The ratings agency, which last month put Spain's Aa2 sovereign rating on review for a downgrade due to concerns it would be able to meet its deficit reduction targets, said it would take the rule into consideration.
Spain's ruling and opposition parties bridged bitter rivalry and struck a deal last week to cap the long-term public deficit and fend off fears of a state debt crisis.
The ruling Socialist and conservative opposition Popular Party set a maximum structural or long-term deficit in the annual budget of 0.4 percent of gross domestic product (GDP) from 2020.
Only the broad principles of a balanced long-term budget are to be enshrined in the constitution, however, while the 0.4-percent figure on the deficit limit will be introduced in an accompanying law.

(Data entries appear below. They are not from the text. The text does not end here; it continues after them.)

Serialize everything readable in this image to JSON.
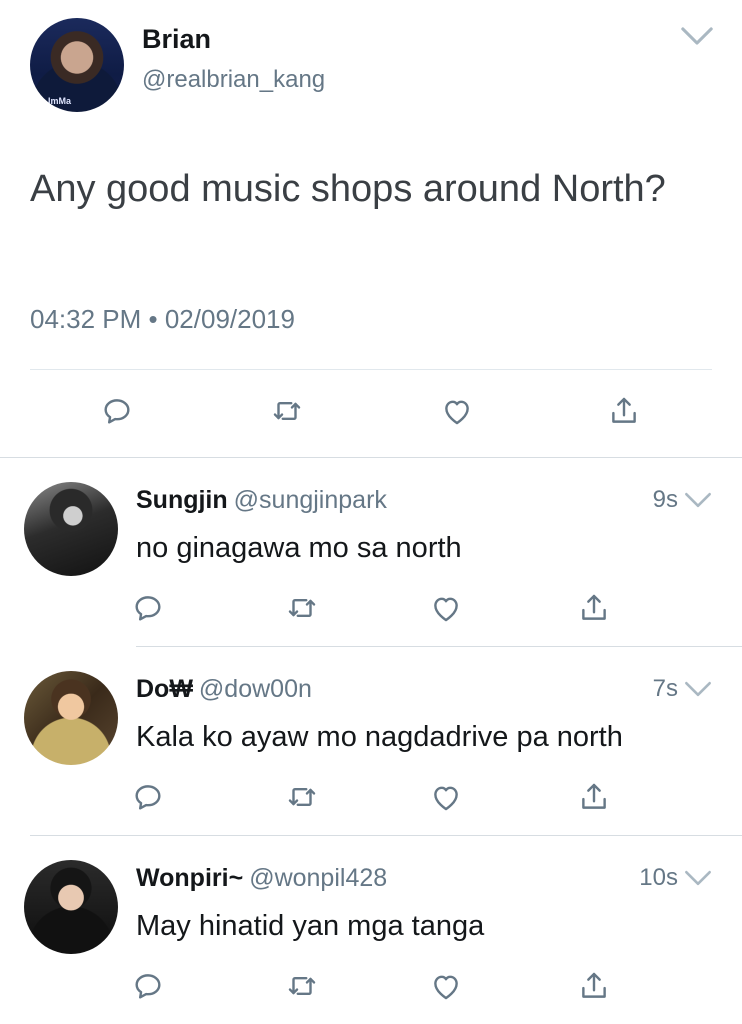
{
  "main_tweet": {
    "name": "Brian",
    "handle": "@realbrian_kang",
    "avatar_caption": "ImMa",
    "text": "Any good music shops around North?",
    "timestamp": "04:32 PM • 02/09/2019",
    "actions": [
      "reply-icon",
      "retweet-icon",
      "like-icon",
      "share-icon"
    ]
  },
  "replies": [
    {
      "name": "Sungjin",
      "handle": "@sungjinpark",
      "time": "9s",
      "text": "no ginagawa mo sa north"
    },
    {
      "name": "Do₩",
      "handle": "@dow00n",
      "time": "7s",
      "text": "Kala ko ayaw mo nagdadrive pa north"
    },
    {
      "name": "Wonpiri~",
      "handle": "@wonpil428",
      "time": "10s",
      "text": "May hinatid yan mga tanga"
    }
  ],
  "colors": {
    "text": "#14171a",
    "secondary": "#657786",
    "divider": "#e1e8ed",
    "icon": "#657786"
  }
}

Moody's said as the proposed fiscal rule would apply to all levels of government it was an improvement over a previous agreement under which regions only pledged voluntarily to limit their deficits.
Spain's highly autonomous regions, which are responsible for about a third of state spending, have been the source of much of the concern about whether the eurozone member will meet its fiscal targets.
Markets earlier this month drove up Spain's borrowing costs to unsustainable levels, pushing the European Central Bank to intervene by buying Spanish bonds on secondary markets to drive down yields.
"Spain's initiative will make ongoing support, including the ECB's bond buying programme, easier to justify and more likely to happen," noted Moody's.